US hard rock band. It was formed in Seattle, Washington, in 1994 by former Nirvana drummer Dave Grohl (1969– ). Like Nirvana, Foo Fighters combine loud, abrasive guitars with the hooks and dynamics of classic pop, inspired by punk. Nirvana's influence was most apparent on Foo Fighters' debut, self-titled album, released in 1995, virtually independently written and performed by Grohl. Other albums revealed a more original sound and include The Color and the Shape (1997), There is Nothing Left to Lose (1999), One by One (2002), In Your Honor (2005), and Echoes, Silence, Patience & Grace (2007).

The group started with Grohl on guitar and vocals, Pat Smear (1959– ) on guitar, Nate Mendel (1968– ) on bass, and William Goldsmith (1972– ) on drums. Goldsmith left the band while recording their second album and was replaced by Taylor Hawkins (1972– ). Smear left the band after releasing their second album and was replaced by Franz Stahl (1962– ), who left in 1999, replaced by Chris Shiflett (1971– ). Three of the group's albums, There is Nothing Left to Lose, One by One, and Echoes, Silence, Patience & Grace, won Grammy awards for Best Rock Album.

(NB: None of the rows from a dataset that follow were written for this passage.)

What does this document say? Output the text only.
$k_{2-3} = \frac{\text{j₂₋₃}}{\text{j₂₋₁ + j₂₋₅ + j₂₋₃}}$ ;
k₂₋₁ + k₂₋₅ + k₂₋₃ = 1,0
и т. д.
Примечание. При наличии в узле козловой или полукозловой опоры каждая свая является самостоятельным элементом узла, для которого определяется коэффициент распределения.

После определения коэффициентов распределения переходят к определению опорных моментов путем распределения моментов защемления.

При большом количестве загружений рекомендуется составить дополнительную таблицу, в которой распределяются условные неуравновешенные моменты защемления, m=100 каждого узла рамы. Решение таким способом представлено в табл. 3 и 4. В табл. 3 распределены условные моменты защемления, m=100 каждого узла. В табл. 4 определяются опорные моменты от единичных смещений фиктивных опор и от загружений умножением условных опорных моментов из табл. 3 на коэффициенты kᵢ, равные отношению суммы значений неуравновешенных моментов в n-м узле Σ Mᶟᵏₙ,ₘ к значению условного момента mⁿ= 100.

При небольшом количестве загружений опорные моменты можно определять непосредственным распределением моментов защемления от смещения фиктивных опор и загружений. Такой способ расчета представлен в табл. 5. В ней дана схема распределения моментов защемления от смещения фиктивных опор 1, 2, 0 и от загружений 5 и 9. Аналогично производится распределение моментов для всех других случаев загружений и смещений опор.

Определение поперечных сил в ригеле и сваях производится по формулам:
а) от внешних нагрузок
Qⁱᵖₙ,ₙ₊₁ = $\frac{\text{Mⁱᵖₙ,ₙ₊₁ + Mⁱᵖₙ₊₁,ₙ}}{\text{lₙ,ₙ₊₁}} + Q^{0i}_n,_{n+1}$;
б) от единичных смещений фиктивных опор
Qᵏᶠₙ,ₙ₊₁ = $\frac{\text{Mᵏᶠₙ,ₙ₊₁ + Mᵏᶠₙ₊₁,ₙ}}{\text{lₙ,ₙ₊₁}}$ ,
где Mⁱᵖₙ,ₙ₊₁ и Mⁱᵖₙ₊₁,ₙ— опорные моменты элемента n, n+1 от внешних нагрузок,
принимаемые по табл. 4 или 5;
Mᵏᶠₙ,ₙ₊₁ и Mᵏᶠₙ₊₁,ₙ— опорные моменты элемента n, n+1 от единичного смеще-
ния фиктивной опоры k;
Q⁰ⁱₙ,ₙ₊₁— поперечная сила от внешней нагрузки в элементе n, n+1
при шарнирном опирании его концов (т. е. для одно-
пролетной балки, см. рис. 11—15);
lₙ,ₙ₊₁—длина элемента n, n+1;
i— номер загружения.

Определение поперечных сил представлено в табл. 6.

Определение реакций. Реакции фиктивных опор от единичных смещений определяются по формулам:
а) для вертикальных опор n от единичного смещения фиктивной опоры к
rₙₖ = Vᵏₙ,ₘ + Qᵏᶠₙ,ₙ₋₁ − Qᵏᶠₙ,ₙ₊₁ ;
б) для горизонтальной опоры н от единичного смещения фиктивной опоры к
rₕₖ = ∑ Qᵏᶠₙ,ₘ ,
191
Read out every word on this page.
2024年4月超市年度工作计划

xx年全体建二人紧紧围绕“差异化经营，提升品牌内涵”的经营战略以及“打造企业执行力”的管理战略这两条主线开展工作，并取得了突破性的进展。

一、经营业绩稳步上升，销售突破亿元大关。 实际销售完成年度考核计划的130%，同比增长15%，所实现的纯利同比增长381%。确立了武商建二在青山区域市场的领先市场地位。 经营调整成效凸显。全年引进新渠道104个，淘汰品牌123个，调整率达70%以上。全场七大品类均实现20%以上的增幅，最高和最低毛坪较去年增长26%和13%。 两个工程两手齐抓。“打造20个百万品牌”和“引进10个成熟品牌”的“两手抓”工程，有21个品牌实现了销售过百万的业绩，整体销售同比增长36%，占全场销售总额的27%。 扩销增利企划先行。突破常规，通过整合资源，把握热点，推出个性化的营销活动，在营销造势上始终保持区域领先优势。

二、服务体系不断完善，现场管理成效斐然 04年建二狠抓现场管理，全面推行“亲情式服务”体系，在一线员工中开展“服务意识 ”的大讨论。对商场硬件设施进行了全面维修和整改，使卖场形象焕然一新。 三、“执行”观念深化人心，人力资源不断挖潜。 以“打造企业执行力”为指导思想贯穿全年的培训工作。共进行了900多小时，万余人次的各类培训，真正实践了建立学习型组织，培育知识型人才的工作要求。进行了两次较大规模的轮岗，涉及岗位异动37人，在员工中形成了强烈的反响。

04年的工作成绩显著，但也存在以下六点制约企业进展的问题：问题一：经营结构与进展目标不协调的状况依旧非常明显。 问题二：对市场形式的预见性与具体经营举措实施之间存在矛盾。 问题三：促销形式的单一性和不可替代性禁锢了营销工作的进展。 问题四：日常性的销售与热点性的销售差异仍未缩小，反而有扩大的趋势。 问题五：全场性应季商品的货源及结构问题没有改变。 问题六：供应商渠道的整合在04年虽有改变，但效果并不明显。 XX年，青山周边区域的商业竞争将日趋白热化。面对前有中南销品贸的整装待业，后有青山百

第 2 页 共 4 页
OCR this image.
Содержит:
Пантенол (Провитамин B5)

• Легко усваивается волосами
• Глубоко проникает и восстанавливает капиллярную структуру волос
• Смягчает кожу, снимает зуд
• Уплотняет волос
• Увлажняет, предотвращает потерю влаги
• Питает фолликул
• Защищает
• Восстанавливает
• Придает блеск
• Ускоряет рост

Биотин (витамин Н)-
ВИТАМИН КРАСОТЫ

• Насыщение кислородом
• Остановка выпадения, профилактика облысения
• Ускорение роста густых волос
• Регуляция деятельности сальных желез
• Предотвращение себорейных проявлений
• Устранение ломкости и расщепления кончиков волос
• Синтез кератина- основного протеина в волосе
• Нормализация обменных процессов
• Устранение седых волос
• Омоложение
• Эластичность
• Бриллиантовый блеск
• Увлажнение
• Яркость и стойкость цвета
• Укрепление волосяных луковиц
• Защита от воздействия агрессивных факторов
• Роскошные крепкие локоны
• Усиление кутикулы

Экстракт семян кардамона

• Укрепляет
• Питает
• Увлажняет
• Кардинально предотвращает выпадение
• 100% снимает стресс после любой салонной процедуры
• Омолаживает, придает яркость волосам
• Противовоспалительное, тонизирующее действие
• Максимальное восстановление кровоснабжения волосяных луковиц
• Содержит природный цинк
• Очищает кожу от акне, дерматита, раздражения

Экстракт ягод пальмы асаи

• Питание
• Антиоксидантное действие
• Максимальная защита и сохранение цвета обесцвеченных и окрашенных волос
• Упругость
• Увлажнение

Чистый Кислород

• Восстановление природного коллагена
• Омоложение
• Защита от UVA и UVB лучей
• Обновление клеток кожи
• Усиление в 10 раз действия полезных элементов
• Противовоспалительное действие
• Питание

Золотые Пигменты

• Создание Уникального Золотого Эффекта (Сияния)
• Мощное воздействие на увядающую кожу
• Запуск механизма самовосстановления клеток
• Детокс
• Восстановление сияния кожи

Grohl was a member of the Washington, DC-based punk band Scream during the late 1980s. He began recording his own material, and much of this was used as the basis for Foo Fighters' first album. While a member of Foo Fighters he composed and performed the soundtrack for the film Touch (1997) and collaborated with the hard rock band Queens of the Stone Age. Foo Fighters hit singles include ‘This is a Call’ (1995), ‘Everlong’ (1997), ‘My Hero’ (1998), ‘Learn to Fly’ (1999), ‘All My Life’ (2002), ‘Best of You’ (2005), and ‘The Pretender’ (2007).